The passenger was travelling to Perth on Qantas flight QF777 and was determined that his Emu Export lager would be coming with him.

The single can was transported with the rest of the luggage bound for Perth.

The beer was tagged and sent off to be loaded onto the plane with the rest of the baggage, which the Melbourne ground staff happily did — but not until they had snapped a few pictures of the unusual check-in item.

Dean, the man behind this ingenious idea, was thrilled to see his lone tinny arrive on the conveyor belt at baggage claim and told the Daily Mail he was unsure if his luggage would make it.

“My mate works at the airport and we hatched the plan as a laugh — I half didn’t expect it to come out the other end,” he said.
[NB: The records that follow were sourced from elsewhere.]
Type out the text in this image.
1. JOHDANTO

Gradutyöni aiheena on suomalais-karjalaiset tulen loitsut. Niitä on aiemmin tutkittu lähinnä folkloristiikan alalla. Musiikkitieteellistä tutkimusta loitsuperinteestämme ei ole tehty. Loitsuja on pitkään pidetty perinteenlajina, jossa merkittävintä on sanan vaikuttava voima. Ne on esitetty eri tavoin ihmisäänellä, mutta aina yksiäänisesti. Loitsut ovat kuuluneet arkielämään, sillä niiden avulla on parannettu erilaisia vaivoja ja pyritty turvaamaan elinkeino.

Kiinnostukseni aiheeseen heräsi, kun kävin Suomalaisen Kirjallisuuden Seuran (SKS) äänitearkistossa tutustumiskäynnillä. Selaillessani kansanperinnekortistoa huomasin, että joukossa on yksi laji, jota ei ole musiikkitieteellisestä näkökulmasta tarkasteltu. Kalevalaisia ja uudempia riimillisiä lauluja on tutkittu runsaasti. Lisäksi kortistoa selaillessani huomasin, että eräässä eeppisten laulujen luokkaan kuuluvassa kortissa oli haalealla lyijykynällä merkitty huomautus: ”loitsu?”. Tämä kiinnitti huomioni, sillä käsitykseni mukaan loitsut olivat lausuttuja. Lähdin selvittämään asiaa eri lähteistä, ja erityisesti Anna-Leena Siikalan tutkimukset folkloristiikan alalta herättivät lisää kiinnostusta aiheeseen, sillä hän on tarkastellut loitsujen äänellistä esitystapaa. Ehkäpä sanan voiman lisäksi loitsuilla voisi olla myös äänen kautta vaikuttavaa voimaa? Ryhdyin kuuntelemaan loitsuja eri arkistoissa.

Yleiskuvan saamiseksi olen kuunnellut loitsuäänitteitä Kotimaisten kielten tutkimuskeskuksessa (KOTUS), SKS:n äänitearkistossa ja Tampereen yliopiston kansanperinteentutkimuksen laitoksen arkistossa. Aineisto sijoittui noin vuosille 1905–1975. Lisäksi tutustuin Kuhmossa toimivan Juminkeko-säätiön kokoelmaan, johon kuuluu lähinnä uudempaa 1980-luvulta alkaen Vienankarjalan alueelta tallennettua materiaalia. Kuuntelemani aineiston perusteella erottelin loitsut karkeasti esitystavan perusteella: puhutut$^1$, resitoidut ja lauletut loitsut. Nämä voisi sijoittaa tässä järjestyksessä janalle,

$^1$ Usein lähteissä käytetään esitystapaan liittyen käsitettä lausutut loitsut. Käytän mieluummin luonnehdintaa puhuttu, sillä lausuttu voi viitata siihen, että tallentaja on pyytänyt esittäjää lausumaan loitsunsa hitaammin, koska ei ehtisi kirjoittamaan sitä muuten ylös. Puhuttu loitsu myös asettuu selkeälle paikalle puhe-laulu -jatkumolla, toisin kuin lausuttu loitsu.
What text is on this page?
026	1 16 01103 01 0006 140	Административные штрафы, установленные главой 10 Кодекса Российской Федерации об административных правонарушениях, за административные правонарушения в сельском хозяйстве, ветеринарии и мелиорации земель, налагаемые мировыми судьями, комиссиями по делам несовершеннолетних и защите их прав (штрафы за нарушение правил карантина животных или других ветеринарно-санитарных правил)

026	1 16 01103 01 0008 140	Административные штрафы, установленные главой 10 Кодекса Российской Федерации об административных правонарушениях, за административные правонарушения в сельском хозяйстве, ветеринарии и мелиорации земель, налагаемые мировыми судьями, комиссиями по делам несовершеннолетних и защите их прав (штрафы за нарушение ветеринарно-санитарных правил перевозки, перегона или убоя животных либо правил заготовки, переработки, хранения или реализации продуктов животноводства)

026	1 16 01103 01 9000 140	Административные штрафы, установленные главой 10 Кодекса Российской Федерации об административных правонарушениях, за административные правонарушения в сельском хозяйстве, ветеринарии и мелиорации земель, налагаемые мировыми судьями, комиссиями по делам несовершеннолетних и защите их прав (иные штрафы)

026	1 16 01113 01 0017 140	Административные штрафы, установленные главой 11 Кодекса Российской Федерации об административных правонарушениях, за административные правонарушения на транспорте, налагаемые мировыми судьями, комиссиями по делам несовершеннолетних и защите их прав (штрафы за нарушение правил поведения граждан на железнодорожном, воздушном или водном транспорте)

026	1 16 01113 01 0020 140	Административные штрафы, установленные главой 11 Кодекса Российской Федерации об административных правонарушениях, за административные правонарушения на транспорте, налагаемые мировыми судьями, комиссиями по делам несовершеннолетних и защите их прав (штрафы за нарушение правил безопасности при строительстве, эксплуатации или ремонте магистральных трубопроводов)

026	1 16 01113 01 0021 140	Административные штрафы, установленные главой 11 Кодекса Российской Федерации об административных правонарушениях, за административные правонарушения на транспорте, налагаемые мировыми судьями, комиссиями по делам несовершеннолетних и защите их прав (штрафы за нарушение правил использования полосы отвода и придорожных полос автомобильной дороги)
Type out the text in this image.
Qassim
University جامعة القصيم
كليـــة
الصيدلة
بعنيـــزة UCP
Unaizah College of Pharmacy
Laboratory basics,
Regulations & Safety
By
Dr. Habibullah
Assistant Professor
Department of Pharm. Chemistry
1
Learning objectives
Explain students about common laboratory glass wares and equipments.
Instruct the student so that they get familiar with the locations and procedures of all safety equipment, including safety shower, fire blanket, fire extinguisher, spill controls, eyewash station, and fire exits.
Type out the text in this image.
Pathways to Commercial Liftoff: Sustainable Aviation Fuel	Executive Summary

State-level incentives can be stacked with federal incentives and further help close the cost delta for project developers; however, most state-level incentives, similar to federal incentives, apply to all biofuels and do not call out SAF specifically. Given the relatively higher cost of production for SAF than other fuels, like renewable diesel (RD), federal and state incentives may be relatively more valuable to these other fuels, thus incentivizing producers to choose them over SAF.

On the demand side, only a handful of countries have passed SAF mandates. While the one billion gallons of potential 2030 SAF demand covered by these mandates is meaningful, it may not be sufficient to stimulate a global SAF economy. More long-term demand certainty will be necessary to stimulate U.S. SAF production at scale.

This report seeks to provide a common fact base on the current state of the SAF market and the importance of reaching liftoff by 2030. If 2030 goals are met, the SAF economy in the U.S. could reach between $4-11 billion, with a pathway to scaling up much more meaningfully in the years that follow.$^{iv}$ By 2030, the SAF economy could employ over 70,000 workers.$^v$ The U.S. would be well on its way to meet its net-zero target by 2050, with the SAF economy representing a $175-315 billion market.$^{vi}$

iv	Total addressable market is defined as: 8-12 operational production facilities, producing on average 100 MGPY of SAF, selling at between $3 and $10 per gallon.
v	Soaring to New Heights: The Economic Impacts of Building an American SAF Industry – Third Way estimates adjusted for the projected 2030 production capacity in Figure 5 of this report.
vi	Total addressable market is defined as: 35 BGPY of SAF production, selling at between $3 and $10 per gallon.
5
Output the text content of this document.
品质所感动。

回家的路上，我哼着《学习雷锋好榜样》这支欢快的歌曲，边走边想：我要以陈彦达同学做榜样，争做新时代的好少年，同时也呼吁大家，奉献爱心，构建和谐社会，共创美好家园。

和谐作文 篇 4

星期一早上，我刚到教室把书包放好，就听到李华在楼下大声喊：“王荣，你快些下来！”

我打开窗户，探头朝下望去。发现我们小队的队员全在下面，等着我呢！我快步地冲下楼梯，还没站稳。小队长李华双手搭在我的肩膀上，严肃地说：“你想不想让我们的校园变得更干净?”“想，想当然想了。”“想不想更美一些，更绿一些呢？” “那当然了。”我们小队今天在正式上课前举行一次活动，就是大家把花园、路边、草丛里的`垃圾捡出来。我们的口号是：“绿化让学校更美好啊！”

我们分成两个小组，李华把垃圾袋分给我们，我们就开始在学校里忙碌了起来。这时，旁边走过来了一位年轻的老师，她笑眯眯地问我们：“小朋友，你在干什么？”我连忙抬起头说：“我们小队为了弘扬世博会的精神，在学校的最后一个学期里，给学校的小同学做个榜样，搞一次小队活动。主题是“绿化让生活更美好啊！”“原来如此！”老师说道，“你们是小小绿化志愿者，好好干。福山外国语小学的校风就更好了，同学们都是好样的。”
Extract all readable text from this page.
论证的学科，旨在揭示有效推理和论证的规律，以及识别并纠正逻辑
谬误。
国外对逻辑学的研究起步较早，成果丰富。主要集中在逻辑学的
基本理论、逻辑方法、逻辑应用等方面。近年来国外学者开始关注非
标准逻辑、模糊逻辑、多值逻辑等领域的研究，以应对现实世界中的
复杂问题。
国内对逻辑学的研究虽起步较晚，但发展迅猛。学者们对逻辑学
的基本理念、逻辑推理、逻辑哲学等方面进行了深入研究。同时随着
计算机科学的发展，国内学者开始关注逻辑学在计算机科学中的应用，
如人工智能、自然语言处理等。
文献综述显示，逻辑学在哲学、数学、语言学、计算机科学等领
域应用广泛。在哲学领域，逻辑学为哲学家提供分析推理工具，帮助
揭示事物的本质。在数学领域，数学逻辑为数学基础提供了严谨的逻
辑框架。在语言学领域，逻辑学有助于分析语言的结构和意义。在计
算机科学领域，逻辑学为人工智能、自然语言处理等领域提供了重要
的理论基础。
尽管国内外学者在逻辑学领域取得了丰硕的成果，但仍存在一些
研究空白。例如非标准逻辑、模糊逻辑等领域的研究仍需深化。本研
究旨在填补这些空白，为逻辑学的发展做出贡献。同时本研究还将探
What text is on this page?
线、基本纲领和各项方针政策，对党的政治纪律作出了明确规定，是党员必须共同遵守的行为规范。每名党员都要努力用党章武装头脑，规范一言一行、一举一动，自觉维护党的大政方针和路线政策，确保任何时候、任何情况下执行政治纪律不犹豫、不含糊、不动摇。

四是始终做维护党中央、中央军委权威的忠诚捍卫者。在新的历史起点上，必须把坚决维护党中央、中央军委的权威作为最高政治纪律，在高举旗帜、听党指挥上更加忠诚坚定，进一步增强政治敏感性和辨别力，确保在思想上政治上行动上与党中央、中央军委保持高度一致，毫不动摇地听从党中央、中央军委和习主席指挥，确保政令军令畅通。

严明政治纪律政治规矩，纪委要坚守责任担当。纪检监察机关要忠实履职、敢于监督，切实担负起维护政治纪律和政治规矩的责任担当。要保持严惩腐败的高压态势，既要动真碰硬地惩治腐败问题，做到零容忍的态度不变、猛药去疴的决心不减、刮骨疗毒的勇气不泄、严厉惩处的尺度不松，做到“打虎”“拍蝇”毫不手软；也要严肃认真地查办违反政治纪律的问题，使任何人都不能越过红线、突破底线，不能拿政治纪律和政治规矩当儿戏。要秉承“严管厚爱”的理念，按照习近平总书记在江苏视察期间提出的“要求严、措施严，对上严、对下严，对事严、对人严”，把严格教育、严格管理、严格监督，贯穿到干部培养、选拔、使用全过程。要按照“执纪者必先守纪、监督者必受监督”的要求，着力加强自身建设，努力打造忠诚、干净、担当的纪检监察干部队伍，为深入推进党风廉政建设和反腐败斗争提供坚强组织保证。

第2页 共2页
“But when it did it was sent out well in front of all the other luggage, so the baggage handlers obviously appreciated it.”

He was prepared to file a lost luggage report if his precious cargo didn’t turn up, but there was no need as it arrived in pristine condition.

Here we find ourselves once again, an internet story toeing the line between “cool move” and “hardoooooo.”  I mean the fact of the matter is checking your can of beer and documenting it for the internet is the “I drink, bro” move of the millennium, can’t really argue that.  But if it stemmed from an argument with security?  If Dean here had his backpack taken off the conveyor belt while a TSA agent confiscated a cold one from the front pocket as his partner roughly caressed his entire body searching for other contraband?   That’s how I choose to envision it.  Dean being told he’ll have to check his beer by some douchebag with a smug look on his face and Dean saying ok motherfucker.  Tag it up.  The ultimate spite move, and everybody knows, I’m a HUGE spite guy.   Also a huge principle guy.   Yeah I could buy a beer on the plane.  Yeah I could buy a beer when I get off the plane, one that’s not shaken to shit and was just exposed to temperature changes from 90 degrees to negative 60 then back to 90.

That’s not the point.  I want THIS fucking beer.

Shout out to Qantas for getting it there.